Изенбек шел в библиотеку, пытаясь выкинуть увиденную картину из головы. «Что толку убиваться? – зло думал он. – Мстить надо! Так же страшно, бескомпромиссно, так же наверняка! К черту все! К черту!..»
Уже скоро полковник Изенбек разглядывал старинные корешки роскошной библиотеки. Да, тут тоже похозяйничали вандалы и душегубы, часть книг валялась по полу, но все же библиотека была для большевиков чужой епархией. Ненужной им! Порвали штыками фолианты, и будет. Не сожгли, и то хорошо. А какие тут были книги! Не душещипательные романы, коими утыканы все библиотеки помещичьих усадеб. Тут были книги богословские, философские, труды по математике, истории, географии. Не простые читатели жили в этой усадьбе!

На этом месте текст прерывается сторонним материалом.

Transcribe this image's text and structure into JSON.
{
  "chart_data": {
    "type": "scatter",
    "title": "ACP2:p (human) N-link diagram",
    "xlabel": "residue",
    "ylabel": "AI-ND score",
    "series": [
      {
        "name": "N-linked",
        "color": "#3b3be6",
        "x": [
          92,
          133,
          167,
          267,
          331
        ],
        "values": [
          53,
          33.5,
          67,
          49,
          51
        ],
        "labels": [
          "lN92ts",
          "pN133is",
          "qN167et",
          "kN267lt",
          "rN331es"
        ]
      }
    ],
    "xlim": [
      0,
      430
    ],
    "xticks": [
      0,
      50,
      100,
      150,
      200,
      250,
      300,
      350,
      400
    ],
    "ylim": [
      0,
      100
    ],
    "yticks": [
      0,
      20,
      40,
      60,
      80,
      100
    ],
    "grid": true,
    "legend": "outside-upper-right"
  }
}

У рабочего стола с разбитой лампой под сапогами полковника Изенбека захрустели щепки. Он взглянул под ноги. Куски дерева. Разбитые дощечки. Рухлядь. Присмотрелся: на осколках – обрывки древних букв. И только затем у стены Изенбек увидел большой ящик, набитый деревянными дощечками. Часть их была рассыпана по полу.
Федор Артурович поднял одну из них. Странной была она! И очень старой… Шрифт непонятно какой-то, похожий и на руны, на черты и резы, и на санскрит, все буквы под линией и все друг за другом без интервала. То ли выжгли эти буквы, то ли прорези были засыпаны угольной пылью и затерты воском. Он, до войны человек искусства, и не знал и не ведал такой технологии! Да и не могли ведать о ней его современники! Изенбек понял сразу: дощечки были не просто старыми – древними! Их края обточились, как столетиями точится в прибрежных волнах морской камень о другие камни, пока не превратится в голыш…
Многие были раздавлены, по ним уже походили красные…
Прочитать надписи полковник Изенбек не умел, и оттого еще любопытней становилось содержание таинственных дощечек.
– Игнатий! – громко позвал вестового Изенбек. – Игнатий!
Тот очень скоро появился на пороге библиотеки.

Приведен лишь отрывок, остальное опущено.